A Teoria da Escolha Pública, desenvolvida por renomados economistas como James Buchanan e Gordon Tullock, lança uma luz reveladora sobre a dinâmica política e econômica que permeia a gestão pública. Ao aplicar princípios econômicos para analisar o comportamento dos agentes públicos, essa teoria expõe uma realidade preocupante: políticos e burocratas, muitas vezes, agem em prol de seus próprios interesses, em detrimento do bem-estar coletivo. Essa constatação se torna ainda mais evidente quando observamos o crescente volume de precatórios não pagos nos municípios e estados brasileiros.

Os conceitos fundamentais da Teoria da Escolha Pública nos ajudam a compreender as raízes desse problema. O interesse próprio, a racionalidade limitada, os ciclos políticos e a captura reguladora são fatores que influenciam diretamente as decisões dos gestores públicos. Um prefeito, por exemplo, pode optar por investir em obras visíveis, como praças e estradas, visando um retorno eleitoral imediato, em vez de priorizar o pagamento de precatórios, que são menos perceptíveis para o eleitorado. Essa lógica perversa perpetua um ciclo vicioso de endividamento e descaso com as obrigações financeiras do Estado.

Os números não mentem. Segundo dados do Conselho Nacional de Justiça (CNJ), o montante de precatórios não pagos pelos municípios em 31/12/2023 é de R$ 58.605.130.506,93 e dos Estados é de R$ 108.691.251.743,75, um passivo que compromete seriamente a saúde financeira dos entes federativos e apresenta um crescimento de 13,51% em relação a 2022. Essa tendência preocupante de crescimento contínuo revela uma gestão fiscal inadequada e a falta de prioridade dada a essas dívidas. É um reflexo claro das falhas apontadas pela Teoria da Escolha Pública.

Os gestores públicos enfrentam um dilema moral: alocar recursos para projetos que geram visibilidade e votos ou honrar os compromissos financeiros com os precatórios. Infelizmente, a busca pela reeleição e a falta de transparência nos processos orçamentários acabam favorecendo a primeira opção. Essa escolha míope tem consequências nefastas a longo prazo, comprometendo a credibilidade e a sustentabilidade das finanças públicas.

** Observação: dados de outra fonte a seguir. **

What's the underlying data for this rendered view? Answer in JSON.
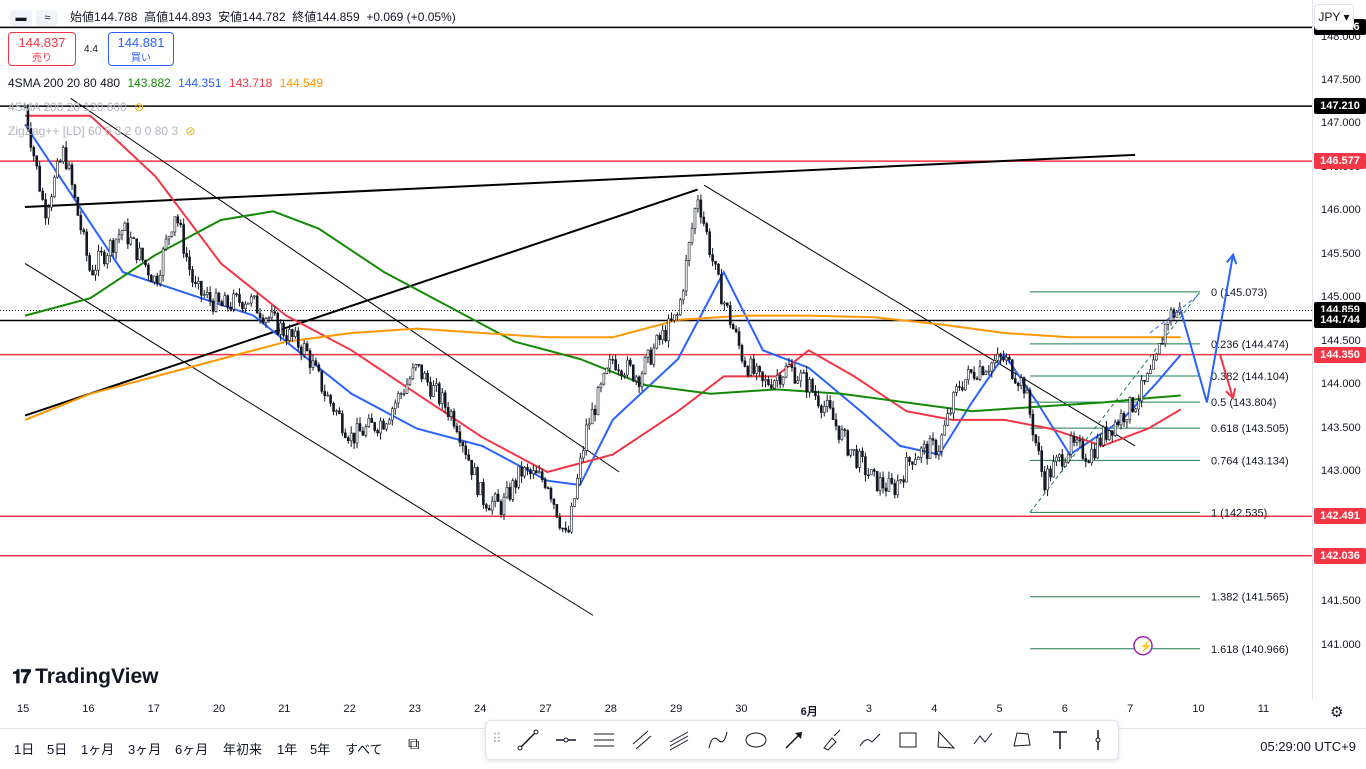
{
  "header": {
    "open_label": "始値",
    "open": "144.788",
    "high_label": "高値",
    "high": "144.893",
    "low_label": "安値",
    "low": "144.782",
    "close_label": "終値",
    "close": "144.859",
    "change": "+0.069 (+0.05%)"
  },
  "trade": {
    "sell_price": "144.837",
    "sell_label": "売り",
    "spread": "4.4",
    "buy_price": "144.881",
    "buy_label": "買い"
  },
  "indicators": [
    {
      "name": "4SMA 200 20 80 480",
      "values": [
        {
          "v": "143.882",
          "color": "#138a07"
        },
        {
          "v": "144.351",
          "color": "#2962ff"
        },
        {
          "v": "143.718",
          "color": "#f23645"
        },
        {
          "v": "144.549",
          "color": "#ff9800"
        }
      ]
    },
    {
      "name": "4SMA 200 20 120 600",
      "hidden": true
    },
    {
      "name": "ZigZag++ [LD] 60 5 3 2 0 0 80 3",
      "hidden": true
    }
  ],
  "currency": "JPY",
  "watermark": "TradingView",
  "chart_data": {
    "type": "candlestick",
    "instrument_quote": "JPY",
    "ylim": [
      140.85,
      148.55
    ],
    "price_ticks": [
      141.0,
      141.5,
      142.0,
      142.5,
      143.0,
      143.5,
      144.0,
      144.5,
      145.0,
      145.5,
      146.0,
      146.5,
      147.0,
      147.5,
      148.0
    ],
    "date_ticks": [
      "15",
      "16",
      "17",
      "20",
      "21",
      "22",
      "23",
      "24",
      "27",
      "28",
      "29",
      "30",
      "6月",
      "3",
      "4",
      "5",
      "6",
      "7",
      "10",
      "11"
    ],
    "close_path": [
      {
        "x": 0,
        "y": 147.2
      },
      {
        "x": 0.3,
        "y": 146.0
      },
      {
        "x": 0.6,
        "y": 146.7
      },
      {
        "x": 1.0,
        "y": 145.3
      },
      {
        "x": 1.5,
        "y": 145.8
      },
      {
        "x": 2.0,
        "y": 145.2
      },
      {
        "x": 2.3,
        "y": 146.0
      },
      {
        "x": 2.6,
        "y": 145.1
      },
      {
        "x": 3.0,
        "y": 144.9
      },
      {
        "x": 3.4,
        "y": 145.0
      },
      {
        "x": 3.7,
        "y": 144.8
      },
      {
        "x": 4.0,
        "y": 144.6
      },
      {
        "x": 4.3,
        "y": 144.4
      },
      {
        "x": 4.6,
        "y": 143.9
      },
      {
        "x": 5.0,
        "y": 143.4
      },
      {
        "x": 5.5,
        "y": 143.6
      },
      {
        "x": 6.0,
        "y": 144.2
      },
      {
        "x": 6.6,
        "y": 143.6
      },
      {
        "x": 7.0,
        "y": 142.7
      },
      {
        "x": 7.3,
        "y": 142.6
      },
      {
        "x": 7.6,
        "y": 143.0
      },
      {
        "x": 8.0,
        "y": 142.9
      },
      {
        "x": 8.3,
        "y": 142.2
      },
      {
        "x": 8.6,
        "y": 143.5
      },
      {
        "x": 9.0,
        "y": 144.3
      },
      {
        "x": 9.4,
        "y": 144.1
      },
      {
        "x": 9.7,
        "y": 144.5
      },
      {
        "x": 10.0,
        "y": 144.8
      },
      {
        "x": 10.3,
        "y": 146.2
      },
      {
        "x": 10.6,
        "y": 145.2
      },
      {
        "x": 11.0,
        "y": 144.3
      },
      {
        "x": 11.3,
        "y": 144.0
      },
      {
        "x": 11.7,
        "y": 144.2
      },
      {
        "x": 12.0,
        "y": 144.0
      },
      {
        "x": 12.3,
        "y": 143.7
      },
      {
        "x": 12.6,
        "y": 143.3
      },
      {
        "x": 13.0,
        "y": 142.9
      },
      {
        "x": 13.3,
        "y": 142.8
      },
      {
        "x": 13.6,
        "y": 143.2
      },
      {
        "x": 14.0,
        "y": 143.3
      },
      {
        "x": 14.3,
        "y": 144.0
      },
      {
        "x": 14.6,
        "y": 144.2
      },
      {
        "x": 15.0,
        "y": 144.3
      },
      {
        "x": 15.3,
        "y": 144.0
      },
      {
        "x": 15.6,
        "y": 142.9
      },
      {
        "x": 16.0,
        "y": 143.3
      },
      {
        "x": 16.3,
        "y": 143.2
      },
      {
        "x": 16.6,
        "y": 143.5
      },
      {
        "x": 17.0,
        "y": 143.8
      },
      {
        "x": 17.3,
        "y": 144.2
      },
      {
        "x": 17.5,
        "y": 144.8
      },
      {
        "x": 17.7,
        "y": 144.86
      }
    ],
    "moving_averages": [
      {
        "color": "#2962ff",
        "points": [
          [
            0,
            147.0
          ],
          [
            1.5,
            145.3
          ],
          [
            3.5,
            144.8
          ],
          [
            5,
            143.9
          ],
          [
            6,
            143.5
          ],
          [
            7,
            143.3
          ],
          [
            8,
            142.9
          ],
          [
            8.5,
            142.85
          ],
          [
            9,
            143.6
          ],
          [
            10,
            144.3
          ],
          [
            10.7,
            145.3
          ],
          [
            11.3,
            144.4
          ],
          [
            12,
            144.2
          ],
          [
            12.8,
            143.7
          ],
          [
            13.4,
            143.3
          ],
          [
            14,
            143.2
          ],
          [
            14.5,
            143.8
          ],
          [
            15,
            144.35
          ],
          [
            15.5,
            143.8
          ],
          [
            16,
            143.2
          ],
          [
            16.8,
            143.6
          ],
          [
            17.3,
            144.0
          ],
          [
            17.7,
            144.35
          ]
        ]
      },
      {
        "color": "#f23645",
        "points": [
          [
            0,
            147.1
          ],
          [
            1,
            147.1
          ],
          [
            2,
            146.4
          ],
          [
            3,
            145.4
          ],
          [
            4,
            144.8
          ],
          [
            5,
            144.4
          ],
          [
            6,
            143.9
          ],
          [
            7,
            143.4
          ],
          [
            8,
            143.0
          ],
          [
            9,
            143.2
          ],
          [
            10,
            143.7
          ],
          [
            10.7,
            144.1
          ],
          [
            11.5,
            144.1
          ],
          [
            12,
            144.4
          ],
          [
            12.7,
            144.1
          ],
          [
            13.5,
            143.7
          ],
          [
            14.2,
            143.6
          ],
          [
            15,
            143.6
          ],
          [
            15.7,
            143.5
          ],
          [
            16.5,
            143.3
          ],
          [
            17.2,
            143.5
          ],
          [
            17.7,
            143.72
          ]
        ]
      },
      {
        "color": "#138a07",
        "points": [
          [
            0,
            144.8
          ],
          [
            1,
            145.0
          ],
          [
            2,
            145.5
          ],
          [
            3,
            145.9
          ],
          [
            3.8,
            146.0
          ],
          [
            4.5,
            145.8
          ],
          [
            5.5,
            145.3
          ],
          [
            6.5,
            144.9
          ],
          [
            7.5,
            144.5
          ],
          [
            8.5,
            144.3
          ],
          [
            9.5,
            144.0
          ],
          [
            10.5,
            143.9
          ],
          [
            11.5,
            143.95
          ],
          [
            12.5,
            143.9
          ],
          [
            13.5,
            143.8
          ],
          [
            14.5,
            143.7
          ],
          [
            15.5,
            143.75
          ],
          [
            16.5,
            143.8
          ],
          [
            17.2,
            143.85
          ],
          [
            17.7,
            143.88
          ]
        ]
      },
      {
        "color": "#ff9800",
        "points": [
          [
            0,
            143.6
          ],
          [
            1,
            143.9
          ],
          [
            2,
            144.1
          ],
          [
            3,
            144.3
          ],
          [
            4,
            144.5
          ],
          [
            5,
            144.6
          ],
          [
            6,
            144.65
          ],
          [
            7,
            144.6
          ],
          [
            8,
            144.55
          ],
          [
            9,
            144.55
          ],
          [
            10,
            144.75
          ],
          [
            11,
            144.8
          ],
          [
            12,
            144.8
          ],
          [
            13,
            144.78
          ],
          [
            14,
            144.7
          ],
          [
            15,
            144.6
          ],
          [
            16,
            144.55
          ],
          [
            17,
            144.55
          ],
          [
            17.7,
            144.55
          ]
        ]
      }
    ],
    "horizontal_lines": [
      {
        "price": 148.116,
        "color": "#000000"
      },
      {
        "price": 147.21,
        "color": "#000000"
      },
      {
        "price": 146.577,
        "color": "#f23645"
      },
      {
        "price": 144.744,
        "color": "#000000"
      },
      {
        "price": 144.35,
        "color": "#f23645"
      },
      {
        "price": 142.491,
        "color": "#f23645"
      },
      {
        "price": 142.036,
        "color": "#f23645"
      }
    ],
    "price_labels": [
      {
        "text": "148.116",
        "price": 148.116,
        "bg": "#000000"
      },
      {
        "text": "147.210",
        "price": 147.21,
        "bg": "#000000"
      },
      {
        "text": "146.577",
        "price": 146.577,
        "bg": "#f23645"
      },
      {
        "text": "144.859",
        "price": 144.859,
        "bg": "#000000"
      },
      {
        "text": "144.744",
        "price": 144.744,
        "bg": "#000000"
      },
      {
        "text": "144.350",
        "price": 144.35,
        "bg": "#f23645"
      },
      {
        "text": "142.491",
        "price": 142.491,
        "bg": "#f23645"
      },
      {
        "text": "142.036",
        "price": 142.036,
        "bg": "#f23645"
      }
    ],
    "fibonacci": [
      {
        "label": "0 (145.073)",
        "price": 145.073
      },
      {
        "label": "0.236 (144.474)",
        "price": 144.474
      },
      {
        "label": "0.382 (144.104)",
        "price": 144.104
      },
      {
        "label": "0.5 (143.804)",
        "price": 143.804
      },
      {
        "label": "0.618 (143.505)",
        "price": 143.505
      },
      {
        "label": "0.764 (143.134)",
        "price": 143.134
      },
      {
        "label": "1 (142.535)",
        "price": 142.535
      },
      {
        "label": "1.382 (141.565)",
        "price": 141.565
      },
      {
        "label": "1.618 (140.966)",
        "price": 140.966
      }
    ],
    "trend_lines": [
      {
        "from": [
          0,
          146.05
        ],
        "to": [
          17.0,
          146.65
        ],
        "color": "#000000",
        "width": 2
      },
      {
        "from": [
          0,
          143.65
        ],
        "to": [
          10.3,
          146.25
        ],
        "color": "#000000",
        "width": 2
      },
      {
        "from": [
          0.7,
          147.3
        ],
        "to": [
          9.1,
          143.0
        ],
        "color": "#000000",
        "width": 1
      },
      {
        "from": [
          0,
          145.4
        ],
        "to": [
          8.7,
          141.35
        ],
        "color": "#000000",
        "width": 1
      },
      {
        "from": [
          10.4,
          146.3
        ],
        "to": [
          17.0,
          143.3
        ],
        "color": "#000000",
        "width": 1
      }
    ],
    "projection_paths": [
      {
        "color": "#2962ff",
        "points": [
          [
            17.7,
            144.86
          ],
          [
            18.1,
            143.8
          ],
          [
            18.5,
            145.5
          ]
        ]
      },
      {
        "color": "#f23645",
        "points": [
          [
            18.3,
            144.35
          ],
          [
            18.5,
            143.85
          ]
        ]
      }
    ],
    "timestamp": "05:29:00 UTC+9"
  },
  "toolbar": {
    "ranges": [
      "1日",
      "5日",
      "1ヶ月",
      "3ヶ月",
      "6ヶ月",
      "年初来",
      "1年",
      "5年",
      "すべて"
    ]
  }
}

Diante desse cenário desolador, é imperativo adotar medidas contundentes para enfrentar a crise dos precatórios. A transparência e a responsabilização dos gestores públicos são pilares fundamentais nesse processo. Ferramentas como portais de acesso a informações financeiras e auditorias independentes podem jogar luz sobre as decisões tomadas e expor eventuais desvios de conduta. Reformas institucionais que limitem o poder discricionário dos políticos e burocratas também são essenciais para reduzir a influência de interesses particulares e melhorar a gestão fiscal.

Mas não basta apenas cobrar dos governantes. A sociedade civil também tem um papel crucial nessa luta. A educação cívica e a participação ativa dos cidadãos são armas poderosas para pressionar os governantes a cumprirem suas obrigações financeiras. Campanhas de conscientização e programas educativos podem empoderar a população a exigir maior responsabilidade fiscal e transparência na gestão dos recursos públicos.

Além disso, é fundamental implementar políticas de planejamento de longo prazo que considerem o impacto futuro das decisões atuais. A criação de fundos de reserva e a adoção de práticas de gestão financeira prudente são medidas que podem evitar a acumulação desenfreada de dívidas como os precatórios.

A Teoria da Escolha Pública nos oferece uma lente crítica para compreender a crise dos precatórios que assola os municípios e estados brasileiros. Ao desnudar os incentivos perversos e as limitações que moldam o comportamento dos agentes públicos, essa teoria nos alerta para a necessidade de uma mudança profunda na forma como a gestão pública é conduzida. A solução passa por uma abordagem multifacetada, que envolve transparência, reformas institucionais, participação cívica e planejamento de longo prazo.

Não podemos mais aceitar a perpetuação dessa lógica perversa que privilegia interesses particulares em detrimento do bem-estar coletivo. A crise dos precatórios é um sintoma de problemas estruturais na governança e na gestão fiscal, que exigem uma resposta firme e imediata. Somente com uma mobilização ampla da sociedade e com a adoção de medidas contundentes poderemos superar esse desafio e construir um futuro mais justo e sustentável para todos os brasileiros.